From what I see in pruna code, a task has a request, which is a list of metrics, exactly as an lm-eval task, which has metrics defined in the yaml files.

alternatively, we could integrate some metrics from lm-eval metrics registry as StatefulMetrics.

Yes, this is a much cleaner way and aligns with lm-eval interface(to add each metric as a metric in pruna), let us do this. Will update code.
Also, you are right, I misunderstood StatefulMetric

I was thinking maybe we could integrate one task from lm-eval as one Task (inheriting from our Task interface)

The above two need to be done together no? we need to implement a task, and define its metrics or we need a way to create a task on the fly given a task name and the metrics needed for it.
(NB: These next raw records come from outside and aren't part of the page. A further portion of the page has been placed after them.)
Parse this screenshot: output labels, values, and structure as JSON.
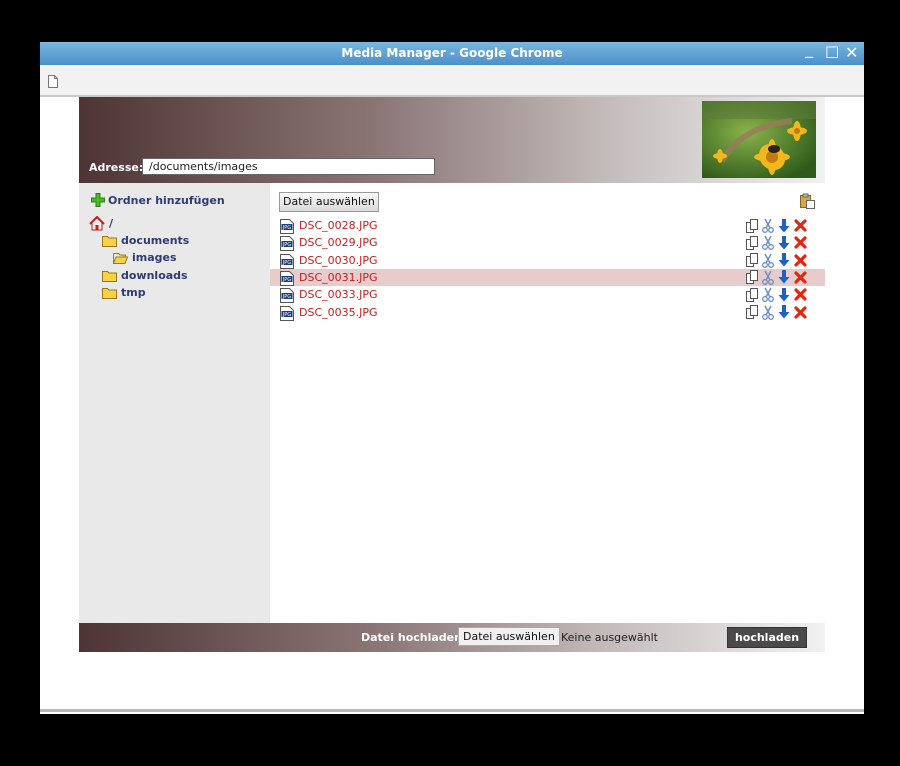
{
  "window": {
    "title": "Media Manager - Google Chrome",
    "min": "_",
    "max": "☐",
    "close": "✕"
  },
  "address": {
    "label": "Adresse:",
    "value": "/documents/images"
  },
  "sidebar": {
    "add_folder": "Ordner hinzufügen",
    "tree": [
      {
        "label": "/",
        "icon": "home-icon"
      },
      {
        "label": "documents",
        "icon": "folder-icon"
      },
      {
        "label": "images",
        "icon": "folder-open-icon"
      },
      {
        "label": "downloads",
        "icon": "folder-icon"
      },
      {
        "label": "tmp",
        "icon": "folder-icon"
      }
    ]
  },
  "main": {
    "choose_file": "Datei auswählen",
    "files": [
      "DSC_0028.JPG",
      "DSC_0029.JPG",
      "DSC_0030.JPG",
      "DSC_0031.JPG",
      "DSC_0033.JPG",
      "DSC_0035.JPG"
    ],
    "selected_index": 3
  },
  "footer": {
    "upload_label": "Datei hochladen:",
    "choose_file": "Datei auswählen",
    "no_file": "Keine ausgewählt",
    "upload_button": "hochladen"
  },
  "colors": {
    "file_link": "#c02020",
    "tree_text": "#2e3c72",
    "selected_row": "#e8cccc"
  }
}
For example, given that we have all metrics implemented in pruna:

We can instantiate a task for a lm-eval task:

from pruna.evaluation.task import Task

squad_metrics = ["lm_eval_exact_match", "lm_eval_f1"]

squad_task = Task(
    request=squad_metrics,
    datamodule=squad_datamodule, 
    device="cuda"
)

or have a task factory:

def make_pruna_task_from_lmeval(task_name, datamodule, model_args, device="cuda"):
    lm_task = lm_tasks.get_task(task_name)
    metrics = [f"lm_eval_{m['metric']}" for m in lm_task.config.metric_list]
    return Task(request=metrics, datamodule=datamodule, device=device)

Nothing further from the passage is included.